La troisième et dernière partie de l’ouvrage, intitulée « Reconfigurations », s’illustre par la transgression des stéréotypes de genre dans les médias. Les deux premiers chapitres abordent les reconfigurations des rôles sociaux dans les publicités aussi bien visuelles qu’écrites. Dans un premier temps, Jean-Claude Soulages analyse les modifications des normes dominantes : il précise que, malgré la tendance à la dénaturalisation des identités de genre, les rôles sociaux et domestiques ainsi que les assignations sexuées sont soumis à un conservatisme persistant (p. 119). Dans un deuxième temps, Stéphanie Kunert, qui se consacre à l’étude des identités de genre et aux orientations sexuelles, démontre que le processus de dé-/re-construction des normes de genre et de sexualité ne fait que réifier la norme. Dans un troisième temps, Gabrielle Trépanier-Jobin illustre, au fil de ce dernier chapitre, comment la parodie, dans le feuilleton télévisé québécois Le coeur a ses raisons, peut dénaturaliser les stéréotypes de genre et contribuer ainsi à lutter contre l’assignation de genre dans les médias. Bien que la parodie puisse transgresser les stéréotypes, l’auteure précise qu’elle peut aussi, dans certains cas, les renforcer.

L’assignation de genre dans les médias. Attentes, perturbations, reconfigurations propose un tableau varié d’études éloquentes qui situent le genre dans les discours des médias d’information. Celles-ci contribuent à mettre en lumière les différents enjeux de pouvoir des médias, qu’ils soient économiques, sociaux ou symboliques. Les chapitres se complémentent et s’alimentent entre eux; certains se réfèrent à d’autres présents dans le recueil, ce qui contribue à la cohérence de l’ensemble des textes.

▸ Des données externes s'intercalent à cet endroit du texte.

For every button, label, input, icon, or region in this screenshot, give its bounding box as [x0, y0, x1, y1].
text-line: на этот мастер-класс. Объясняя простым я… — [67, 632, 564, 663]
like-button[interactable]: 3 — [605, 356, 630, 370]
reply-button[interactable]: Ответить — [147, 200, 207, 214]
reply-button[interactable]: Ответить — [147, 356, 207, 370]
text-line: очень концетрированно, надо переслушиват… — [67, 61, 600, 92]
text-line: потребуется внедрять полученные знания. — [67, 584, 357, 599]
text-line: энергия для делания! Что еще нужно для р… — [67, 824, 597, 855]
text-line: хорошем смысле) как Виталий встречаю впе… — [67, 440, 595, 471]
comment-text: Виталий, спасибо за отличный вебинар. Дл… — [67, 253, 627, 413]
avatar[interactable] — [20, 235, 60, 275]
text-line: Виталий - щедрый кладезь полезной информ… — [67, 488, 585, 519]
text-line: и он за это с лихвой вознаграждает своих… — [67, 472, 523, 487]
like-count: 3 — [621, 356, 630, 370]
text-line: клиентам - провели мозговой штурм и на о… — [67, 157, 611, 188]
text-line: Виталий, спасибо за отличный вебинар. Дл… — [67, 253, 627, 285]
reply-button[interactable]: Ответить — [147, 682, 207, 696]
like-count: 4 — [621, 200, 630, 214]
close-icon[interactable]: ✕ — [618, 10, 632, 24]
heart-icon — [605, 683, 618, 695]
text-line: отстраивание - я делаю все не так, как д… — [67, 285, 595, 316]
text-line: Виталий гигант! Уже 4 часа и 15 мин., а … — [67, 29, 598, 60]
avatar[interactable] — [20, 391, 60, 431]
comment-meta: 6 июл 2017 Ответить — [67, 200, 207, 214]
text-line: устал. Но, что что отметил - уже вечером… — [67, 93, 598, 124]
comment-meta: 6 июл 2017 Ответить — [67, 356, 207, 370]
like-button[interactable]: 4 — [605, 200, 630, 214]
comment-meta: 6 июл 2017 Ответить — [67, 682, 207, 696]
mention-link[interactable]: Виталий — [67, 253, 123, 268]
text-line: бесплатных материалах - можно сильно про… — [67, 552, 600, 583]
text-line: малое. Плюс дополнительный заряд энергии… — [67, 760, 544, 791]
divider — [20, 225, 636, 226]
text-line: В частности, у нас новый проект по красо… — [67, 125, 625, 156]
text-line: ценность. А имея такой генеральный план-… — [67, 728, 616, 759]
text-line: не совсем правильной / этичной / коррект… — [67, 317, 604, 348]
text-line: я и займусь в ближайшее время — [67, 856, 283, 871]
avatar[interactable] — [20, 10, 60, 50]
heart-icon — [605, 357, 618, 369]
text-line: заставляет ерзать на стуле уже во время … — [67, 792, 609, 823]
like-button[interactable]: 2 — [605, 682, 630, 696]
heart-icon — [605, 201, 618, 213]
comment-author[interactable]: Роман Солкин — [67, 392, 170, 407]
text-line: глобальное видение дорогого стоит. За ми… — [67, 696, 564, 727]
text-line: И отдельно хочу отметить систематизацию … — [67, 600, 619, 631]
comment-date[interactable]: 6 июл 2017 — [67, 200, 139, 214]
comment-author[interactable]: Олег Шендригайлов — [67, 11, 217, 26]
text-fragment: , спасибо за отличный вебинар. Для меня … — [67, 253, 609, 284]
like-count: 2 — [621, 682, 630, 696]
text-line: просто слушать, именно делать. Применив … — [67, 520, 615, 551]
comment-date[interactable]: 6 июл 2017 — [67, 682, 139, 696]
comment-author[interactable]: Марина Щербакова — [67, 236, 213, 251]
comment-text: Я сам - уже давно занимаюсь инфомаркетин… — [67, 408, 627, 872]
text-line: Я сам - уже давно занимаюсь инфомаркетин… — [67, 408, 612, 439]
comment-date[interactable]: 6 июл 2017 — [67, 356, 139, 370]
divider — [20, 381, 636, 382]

L’une des forces de cet ouvrage est sa perspective intersectionnelle qui prend en considération non seulement le genre, mais également la race, la sexualité, la religion et les classes sociales. Enfin, bien que la conclusion ne soit pas, de prime abord, positive (elle propose que les discours médiatiques continuent d’alimenter les stéréotypes de genre et de présenter des figures hégémoniques), il est tout de même possible de penser que les diverses tentatives de défigement des normes stéréotypées seront fructueuses.